Nella stessa prospettiva, deve rilevarsi che, a norma dell’articolo 464 quater c.p.p., comma 3, la sospensione e’ disposta quando il giudice, in base ai parametri di cui all’articolo 133 c.p.p., reputa idoneo il programma di trattamento presentato e ritiene che l’imputato si asterra’ dal commettere ulteriori reati. Anche da questo punto di vista, il riferimento ai parametri di cui all’articolo 133 c.p.p. e all’oggetto delle valutazioni cui e’ chiamato il giudice nell’esame della richiesta di sospensione del procedimento con messa alla prova esclude la necessita’ dell’ammissione del fatto da parte dell’indagato/imputato.
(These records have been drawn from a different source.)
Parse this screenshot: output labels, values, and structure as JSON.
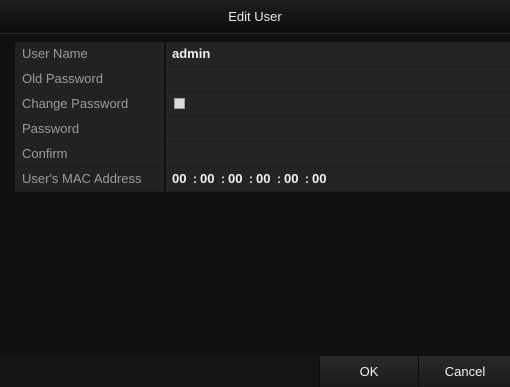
{
  "dialog": {
    "title": "Edit User"
  },
  "form": {
    "rows": [
      {
        "label": "User Name",
        "value": "admin"
      },
      {
        "label": "Old Password",
        "value": ""
      },
      {
        "label": "Change Password",
        "checked": false
      },
      {
        "label": "Password",
        "value": ""
      },
      {
        "label": "Confirm",
        "value": ""
      },
      {
        "label": "User's MAC Address",
        "mac": [
          "00",
          "00",
          "00",
          "00",
          "00",
          "00"
        ]
      }
    ],
    "mac_separator": ":"
  },
  "footer": {
    "ok_label": "OK",
    "cancel_label": "Cancel"
  },
  "colors": {
    "background": "#101010",
    "label_bg": "#222222",
    "value_bg": "#242424",
    "label_text": "#9a9a9a",
    "value_text": "#f0f0f0"
  }
}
Fermo restando che la confessione potra’ essere valutata dal giudice quale aspetto della condotta processuale del richiedente, vale per l’istituto in esame quanto affermato dalla giurisprudenza di questa Corte a proposito dell’affidamento in prova al servizio sociale, che rappresenta una forma di probation – non gia’ processuale (come l’istituto in esame), ma – penitenziario, ossia che, ai fini dell’applicazione alla misura, non configura una ragione ostativa la mancata ammissione degli addebiti (ex plurimis, Sez. 1, n. 33287 del 11/06/2013 – dep. 31/07/2013, Pantaleo, Rv. 257001).

4. Incentrata sul rilievo dell'”atteggiamento sostanzialmente denegatorio della propria penale responsabilita’”, la ratio deciderteli dell’ordinanza impugnata non e’ in linea con la disciplina della sospensione del procedimento con messa alla prova.

L’ordinanza impugnata, pertanto, deve essere annullata con rinvio al Tribunale di Brescia che, nel rinnovato esame dell’istanza dell’imputato, si atterra’ al principio di diritto secondo cui la confessione da parte del richiedente del fatto oggetto dell’imputazione non integra un requisito della sospensione del procedimento con messa alla prova.

L’inerenza della vicenda a rapporti famigliari impone, in caso di diffusione della presente sentenza, l’omissione delle generalita’ e degli altri dati identificativi.

P.Q.M.

Annulla l’ordinanza impugnata con rinvio al Tribunale di Brescia per nuovo esame.

In caso di diffusione del presente provvedimento omettere le generalita’ e gli altri dati identificativi a norma del Decreto Legislativo n. 196 del 2003, articolo 52, in quanto disposto d’ufficio.